While afami-cel is novel for targeting MAGE-A4, Syena’s therapy is not the first to target NY-ESO-1 for SS and MRCLS, although it may be the first to combine the strategy with NK cell therapy. In fact, Adaptimmune just recently reached an agreement with GlaxoSmithKline to get its NY-ESO-targeted TCR program, letetresgene autoleucel (lete-cel), back from the company as well as another TCR program targeting PRAME, which is another CTA.4
Patients with advanced /metastatic MRCLS have received lete-cel in a phase 2 trial (NCT02992743) which Van Tine was also involved with and has shown some promising data, including an ORR of 40% and a progression-free survival of 8.7 months in cohort 2, and a tolerable safety profile.5 Lete-cel also previously showed efficacy in a separate study in patients with SS (NCT01343043).

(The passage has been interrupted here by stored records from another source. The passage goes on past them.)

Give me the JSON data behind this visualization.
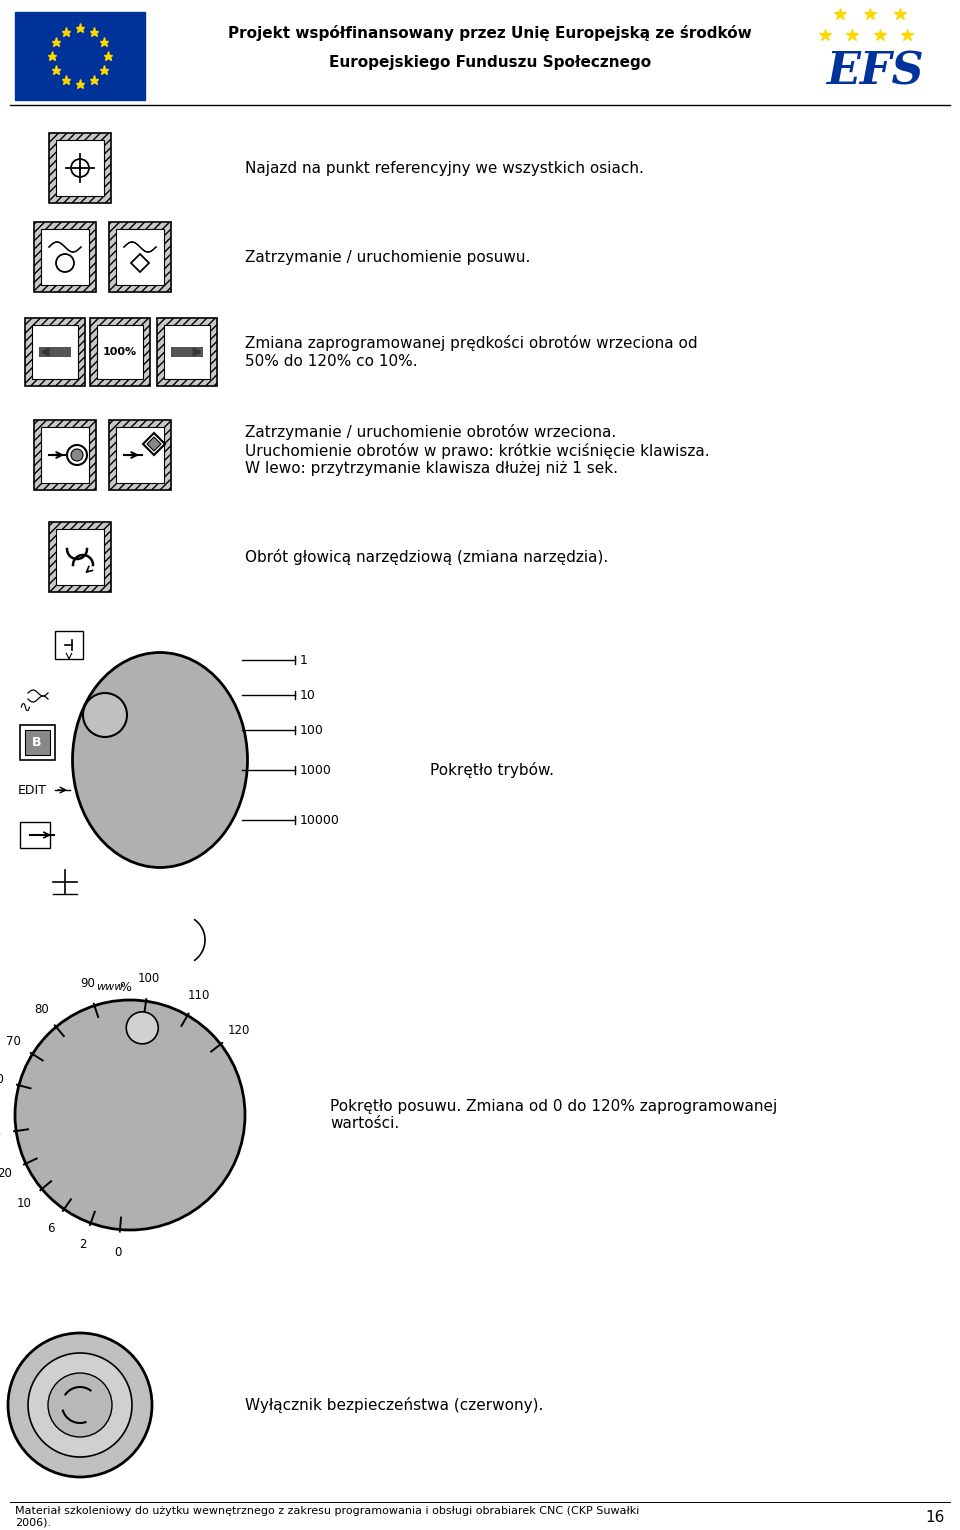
{
  "bg_color": "#ffffff",
  "header_text1": "Projekt współfinansowany przez Unię Europejską ze środków",
  "header_text2": "Europejskiego Funduszu Społecznego",
  "row1_text": "Najazd na punkt referencyjny we wszystkich osiach.",
  "row2_text": "Zatrzymanie / uruchomienie posuwu.",
  "row3_text": "Zmiana zaprogramowanej prędkości obrotów wrzeciona od\n50% do 120% co 10%.",
  "row4_text": "Zatrzymanie / uruchomienie obrotów wrzeciona.\nUruchomienie obrotów w prawo: krótkie wciśnięcie klawisza.\nW lewo: przytrzymanie klawisza dłużej niż 1 sek.",
  "row5_text": "Obrót głowicą narzędziową (zmiana narzędzia).",
  "dial1_text": "Pokrętło trybów.",
  "dial2_text": "Pokrętło posuwu. Zmiana od 0 do 120% zaprogramowanej\nwartości.",
  "switch_text": "Wyłącznik bezpieczeństwa (czerwony).",
  "footer": "Materiał szkoleniowy do użytku wewnętrznego z zakresu programowania i obsługi obrabiarek CNC (CKP Suwałki\n2006).",
  "page_num": "16"
}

Another NY-ESO-1-targeted TCR therapy, TAEST16001, is being evaluated in patients with soft tissue sarcomas in a phase 1 trial (NCT04318964) at Sun Yat-sen University in China, which presented similar data to lete-cel, also at the ASCO 2022 meeting.6
“There are so many unique subtypes [of sarcoma] with their own biology, their own molecular drivers, things that may yield responses to one type of therapy, but not another. We have to work to keep those straight and then to develop subtype specific therapies for sarcoma. This is a lot of where the field has gone in the last 10 years and is continuing to go—not thinking about all sarcomas together, but really diving into the unique molecular drivers to derive really subtype-specific therapies,” Livingston said, looking forward.